Merak, LN – Adanya Pemberitaan soal Ambruk nya crane PT.Taisei Pulauintan Construction International di Proyek Pengembangan Pabrik Kimia yang berlokasi di kelurahan gerem,kecamatan Grogol, kota Cilegon mendapat beragam Tanggapan, saat ini tanggapan datang dari Pusat Informasi Publik Provinsi Banten.
Suriadi Selaku Ketua PIP meminta
Aparat penegak hukum harus segera melakukan penyelidikan terkait hal itu, walaupun informasinya tidak ada korban jiwa namun tetap harus dilakukan penyelidikan,”tegas Suryadi.
Menurut suradi untuk menyelidiki penyebab kecelakaan kerja tersebut ada lima hal yang harus ditelaah.
“Dari banyaknya kecelakaan kerja pada proyek infrastuktur belakangan ini, bisa dipicu oleh lima faktor,”
Baca Juga : Crane Taisei Ambruk,Pihak HRD “Maaf Saya lagi diluar”Ormas ini menyayangkan Statemen Pihak Taisei
Pertama, yang harus dilihat adalah sisi pekerjanya yang bertugas pada saat kecelakaan terjadi.Pertimbangan waktu, menurutnya juga menjadi penting,Pasalnya crane yang ambruk.
harus kita lihat dulu shift-nya jam berapa saja,Di situ bisa jadi ada faktor kelelahan yang menyebabkan kecelakaan,Itu harus dilakukan dulu,” tambahnya.
Faktor kedua, yang tak kalah penting adalah bagaimana pengawasan atas pekerjaan itu,Saat pekerja melakukan tugas mereka, harusnya ada pengawas di sekitar mereka,Baik itu dari kontraktornya ataupun konsultas pengawas yang juga harus bekerja sesuai SOP (Standard Operation and Procedure).
Faktor lain, lanjutnya adalah kelayakan peralatan kerja yang digunakan. “Apakah alat-alat itu sudah dilakukan pemeriksaan secara baik, layak digunakan, penggunaannya sesuai dengan peruntukan dan kapasitasnya?”.imbuhnya kepada lugas.net Selasa 02/03/2021.
Baca Juga : Crane Milik PT. Taisei Pulauintan Construction International diduga Ambruk.
Terkait soal peralatan, dia juga mengingatkan soal keahlian atau kompetensi operator yang bertugas saat itu. “Apakah dia sudah punya kompetensi sebagai operator atau belum?

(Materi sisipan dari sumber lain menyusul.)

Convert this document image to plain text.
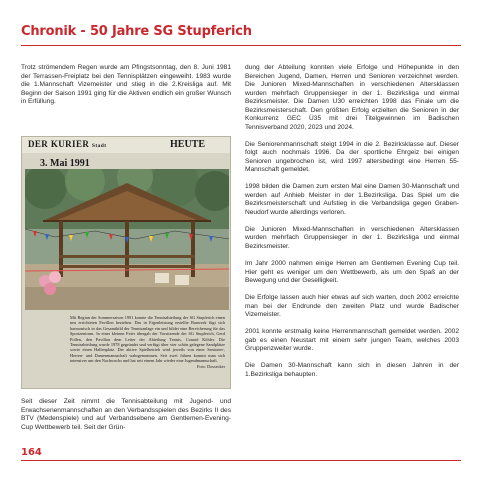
Chronik - 50 Jahre SG Stupferich

Trotz strömendem Regen wurde am Pfingstsonntag, den 8. Juni 1981 der Terrassen-Freiplatz bei den Tennisplätzen eingeweiht. 1983 wurde die 1.Mannschaft Vizemeister und stieg in die 2.Kreisliga auf. Mit Beginn der Saison 1991 ging für die Aktiven endlich ein großer Wunsch in Erfüllung.

DER KURIER Stadt	HEUTE
3. Mai 1991
Mit Beginn der Sommersaison 1991 konnte die Tennisabteilung der SG Stupferich einen neu errichteten Pavillon beziehen. Das in Eigenleistung erstellte Bauwerk fügt sich harmonisch in das Gesamtbild der Tennisanlage ein und bildet eine Bereicherung für das Sportzentrum. In einer kleinen Feier übergab der Vorsitzende der SG Stupferich, Gerd Pollen, den Pavillon dem Leiter der Abteilung Tennis, Conrad Köhler. Die Tennisabteilung wurde 1978 gegründet und verfügt über vier schön gelegene Sandplätze sowie einen Hallenplatz. Der aktive Spielbetrieb wird jeweils von einer Senioren-, Herren- und Damenmannschaft wahrgenommen. Seit zwei Jahren kommt man sich intensiver um den Nachwuchs und hat seit einem Jahr wieder eine Jugendmannschaft.
Foto: Dossecker

Seit dieser Zeit nimmt die Tennisabteilung mit Jugend- und Erwachsenenmannschaften an den Verbandsspielen des Bezirks II des BTV (Medenspiele) und auf Verbandsebene am Gentlemen-Evening-Cup Wettbewerb teil. Seit der Grün-

dung der Abteilung konnten viele Erfolge und Höhepunkte in den Bereichen Jugend, Damen, Herren und Senioren verzeichnet werden. Die Junioren Mixed-Mannschaften in verschiedenen Altersklassen wurden mehrfach Gruppensieger in der 1. Bezirksliga und einmal Bezirksmeister. Die Damen U30 erreichten 1998 das Finale um die Bezirksmeisterschaft. Den größten Erfolg erzielten die Senioren in der Konkurrenz GEC Ü35 mit drei Titelgewinnen im Badischen Tennisverband 2020, 2023 und 2024.

Die Seniorenmannschaft steigt 1994 in die 2. Bezirksklasse auf. Dieser folgt auch nochmals 1996. Da der sportliche Ehrgeiz bei einigen Senioren ungebrochen ist, wird 1997 altersbedingt eine Herren 55-Mannschaft gemeldet.

1998 bilden die Damen zum ersten Mal eine Damen 30-Mannschaft und werden auf Anhieb Meister in der 1.Bezirksliga. Das Spiel um die Bezirksmeisterschaft und Aufstieg in die Verbandsliga gegen Graben-Neudorf wurde allerdings verloren.

Die Junioren Mixed-Mannschaften in verschiedenen Altersklassen wurden mehrfach Gruppensieger in der 1. Bezirksliga und einmal Bezirksmeister.

Im Jahr 2000 nahmen einige Herren am Gentlemen Evening Cup teil. Hier geht es weniger um den Wettbewerb, als um den Spaß an der Bewegung und der Geselligkeit.

Die Erfolge lassen auch hier etwas auf sich warten, doch 2002 erreichte man bei der Endrunde den zweiten Platz und wurde Badischer Vizemeister.

2001 konnte erstmalig keine Herrenmannschaft gemeldet werden. 2002 gab es einen Neustart mit einem sehr jungen Team, welches 2003 Gruppenzweiter wurde.

Die Damen 30-Mannschaft kann sich in diesen Jahren in der 1.Bezirksliga behaupten.

164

Ini juga potensial menyebabkan kecelakaan,” ucapnya.
Faktor keempat, adalah metode kerjanya saat pengerjaan proyek tersebut. Dia mempertanyakan apakah analisa keselamatan pekerjaan di dalamnya sudah dilakukan secara benar atau belum. “Lagi-lagi kompetensi. Apakah orang-orang yang melakukan perencanaan kerja itu punya kompetensi yang cukup?” katanya lagi.
Faktor terakhir yang juga berpotensi menyebabkan kecelakaan pada proyek infrastruktur adalah lingkungan seperti cuaca, hujan, dan angin,Karena untuk proses pengangkatan crane, menurutnya faktor angin harus diperhatikan.
Dari semua faktor itu, belum bisa memastikan mana yang menjadi penyebab utama Semuanya, harus dilakukan melalui pengumpulan data, untuk kemudian diselidiki.tandasnya(*red)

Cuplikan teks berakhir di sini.